REPORTER: Regarding Oma Nuclear Power Station, Mayor Kudo of Hakodate City [in Hokkaido] met with Ms. Fukushima, leader of the Social Democratic Party, two days ago, and both sides agreed to seek the freezing of the construction of the nuclear power station and are stepping up their protests. Previously, when I asked, you said that the nuclear operator needs to provide careful explanations. However, it was the Government that approved the resumption of construction. Does the Government have any intention to proactively seek the understanding of Hakodate going forward?

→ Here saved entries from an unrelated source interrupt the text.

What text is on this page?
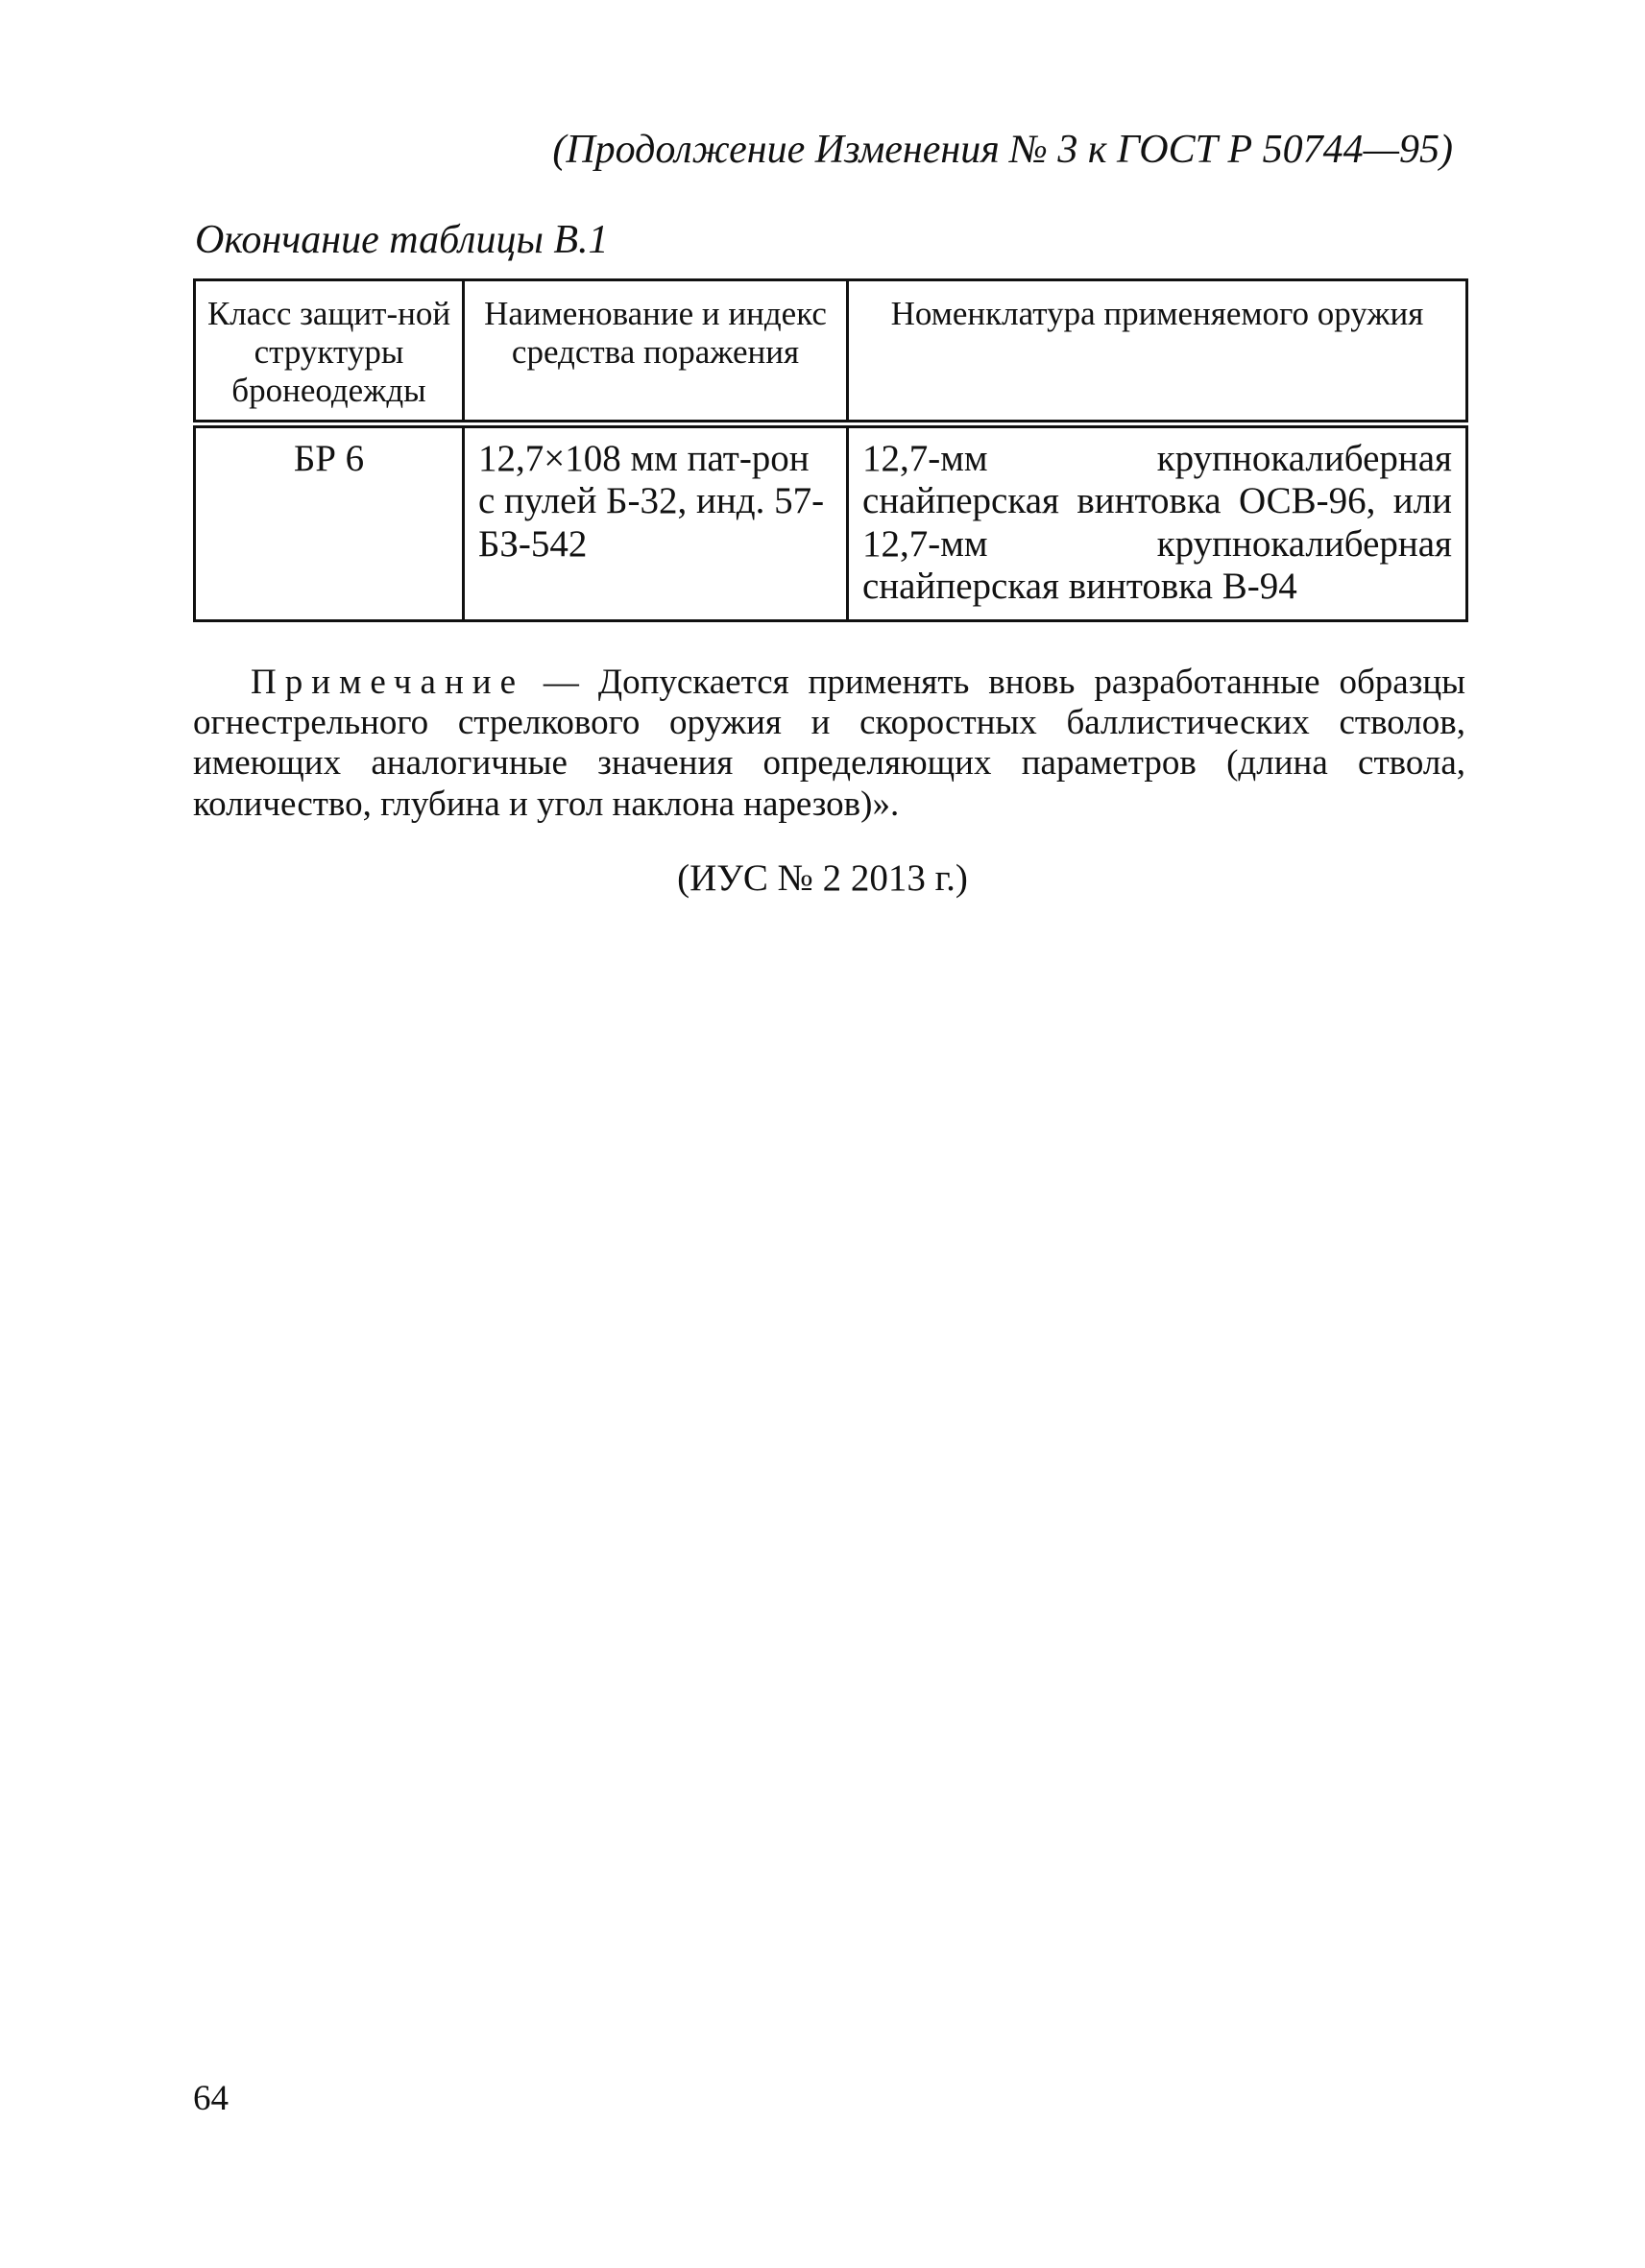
(Продолжение Изменения № 3 к ГОСТ Р 50744—95)
Окончание таблицы В.1
Класс защит-ной структуры бронеодежды	Наименование и индекс средства поражения	Номенклатура применяемого оружия
БР 6	12,7×108 мм пат-рон с пулей Б-32, инд. 57-БЗ-542	12,7-мм крупнокалиберная снайперская винтовка ОСВ-96, или 12,7-мм крупнокалиберная снайперская винтовка В-94
Примечание — Допускается применять вновь разработанные образцы огнестрельного стрелкового оружия и скоростных баллистических стволов, имеющих аналогичные значения определяющих параметров (длина ствола, количество, глубина и угол наклона нарезов)».
(ИУС № 2 2013 г.)
64
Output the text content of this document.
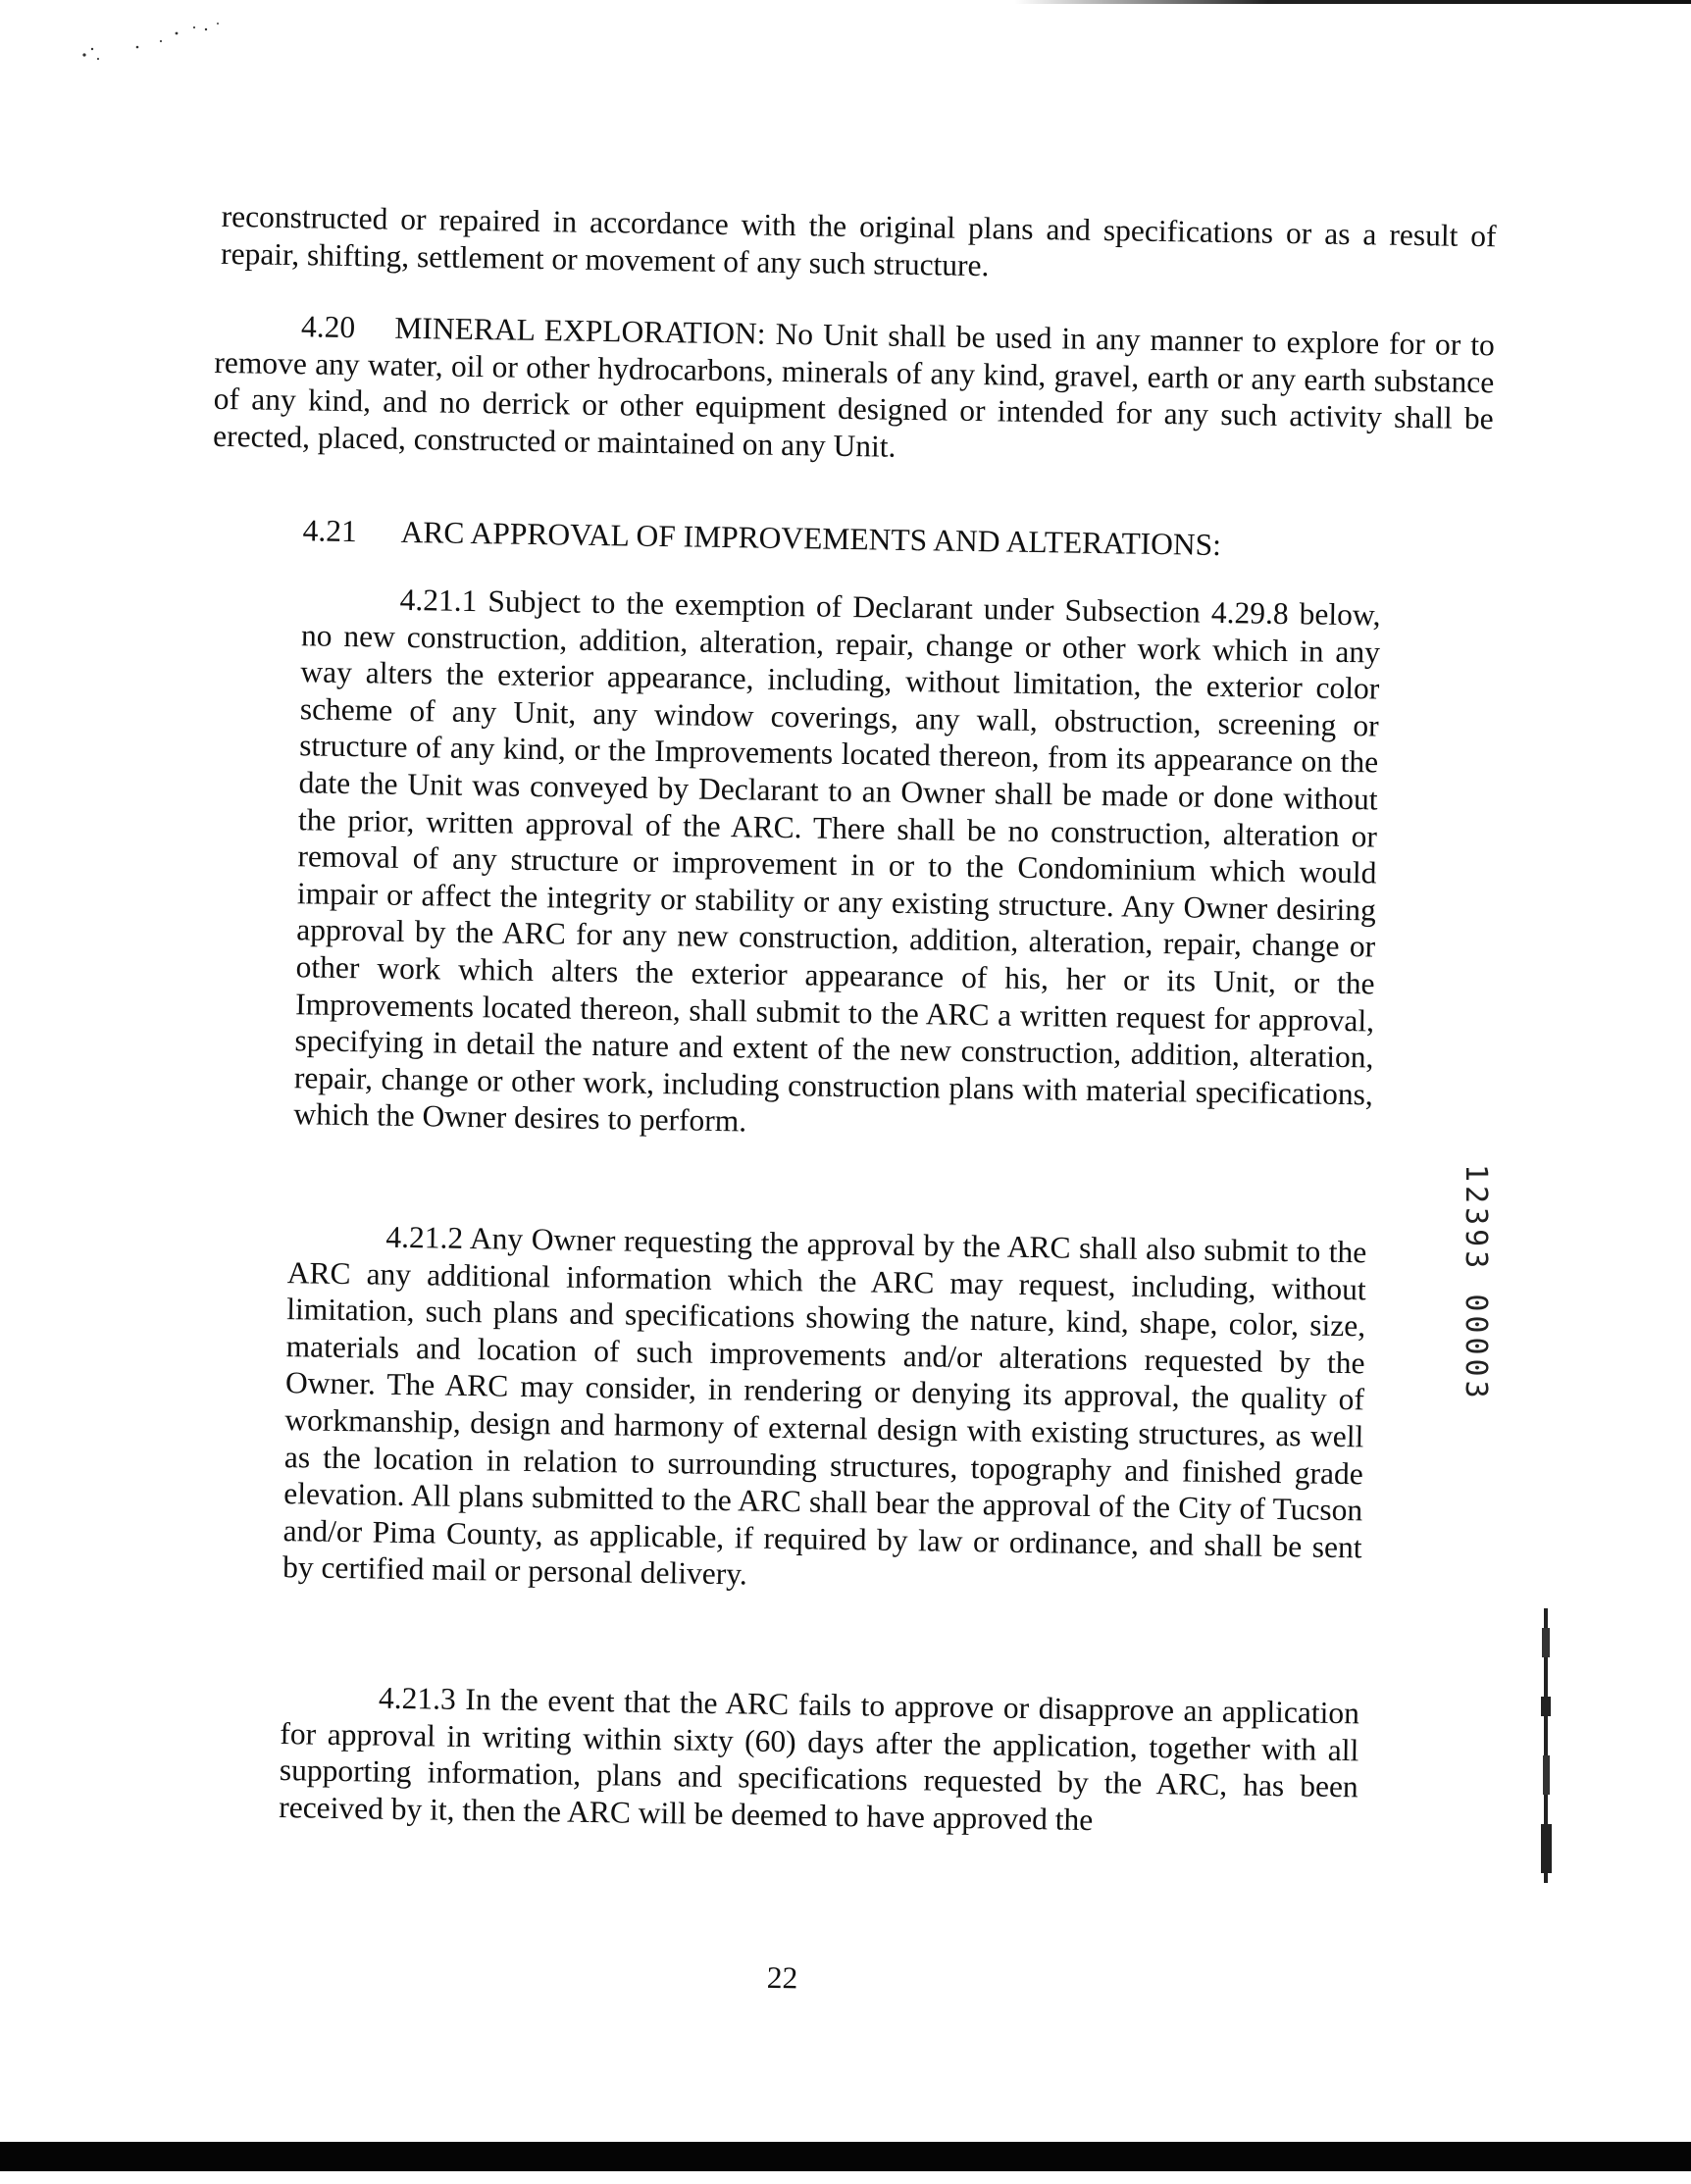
reconstructed or repaired in accordance with the original plans and specifications or as a result of repair, shifting, settlement or movement of any such structure.

4.20    MINERAL EXPLORATION: No Unit shall be used in any manner to explore for or to remove any water, oil or other hydrocarbons, minerals of any kind, gravel, earth or any earth substance of any kind, and no derrick or other equipment designed or intended for any such activity shall be erected, placed, constructed or maintained on any Unit.

4.21 ARC APPROVAL OF IMPROVEMENTS AND ALTERATIONS:

4.21.1 Subject to the exemption of Declarant under Subsection 4.29.8 below, no new construction, addition, alteration, repair, change or other work which in any way alters the exterior appearance, including, without limitation, the exterior color scheme of any Unit, any window coverings, any wall, obstruction, screening or structure of any kind, or the Improvements located thereon, from its appearance on the date the Unit was conveyed by Declarant to an Owner shall be made or done without the prior, written approval of the ARC. There shall be no construction, alteration or removal of any structure or improvement in or to the Condominium which would impair or affect the integrity or stability or any existing structure. Any Owner desiring approval by the ARC for any new construction, addition, alteration, repair, change or other work which alters the exterior appearance of his, her or its Unit, or the Improvements located thereon, shall submit to the ARC a written request for approval, specifying in detail the nature and extent of the new construction, addition, alteration, repair, change or other work, including construction plans with material specifications, which the Owner desires to perform.

4.21.2 Any Owner requesting the approval by the ARC shall also submit to the ARC any additional information which the ARC may request, including, without limitation, such plans and specifications showing the nature, kind, shape, color, size, materials and location of such improvements and/or alterations requested by the Owner. The ARC may consider, in rendering or denying its approval, the quality of workmanship, design and harmony of external design with existing structures, as well as the location in relation to surrounding structures, topography and finished grade elevation. All plans submitted to the ARC shall bear the approval of the City of Tucson and/or Pima County, as applicable, if required by law or ordinance, and shall be sent by certified mail or personal delivery.

4.21.3 In the event that the ARC fails to approve or disapprove an application for approval in writing within sixty (60) days after the application, together with all supporting information, plans and specifications requested by the ARC, has been received by it, then the ARC will be deemed to have approved the

22
12393 00003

CHIEF CABINET SECRETARY FUJIMURA: This is not a matter of whether the resumption of construction is approved or not approved. To begin with, the establishment of the nuclear reactor and the construction plan have already been approved, and I believe I have responded before that we would not be retracting these approvals. Naturally, the resumption of the construction of Oma Nuclear Power Station is up to the judgment of the nuclear operator, J-Power. Furthermore, the jurisdiction over safety regulations has been transferred to the Nuclear Regulation Authority (NRA). Therefore, moving forward, I believe NRA will be confirming the safety by conducting inspections prior to use and through other means based on their independent position. The process going forward will be determined by the nuclear operator and NRA. As I also stated the last time, which was quite a while ago, the Government has no intention of retracting the approvals already granted for the establishment and the construction plan. This is what the Government has always said.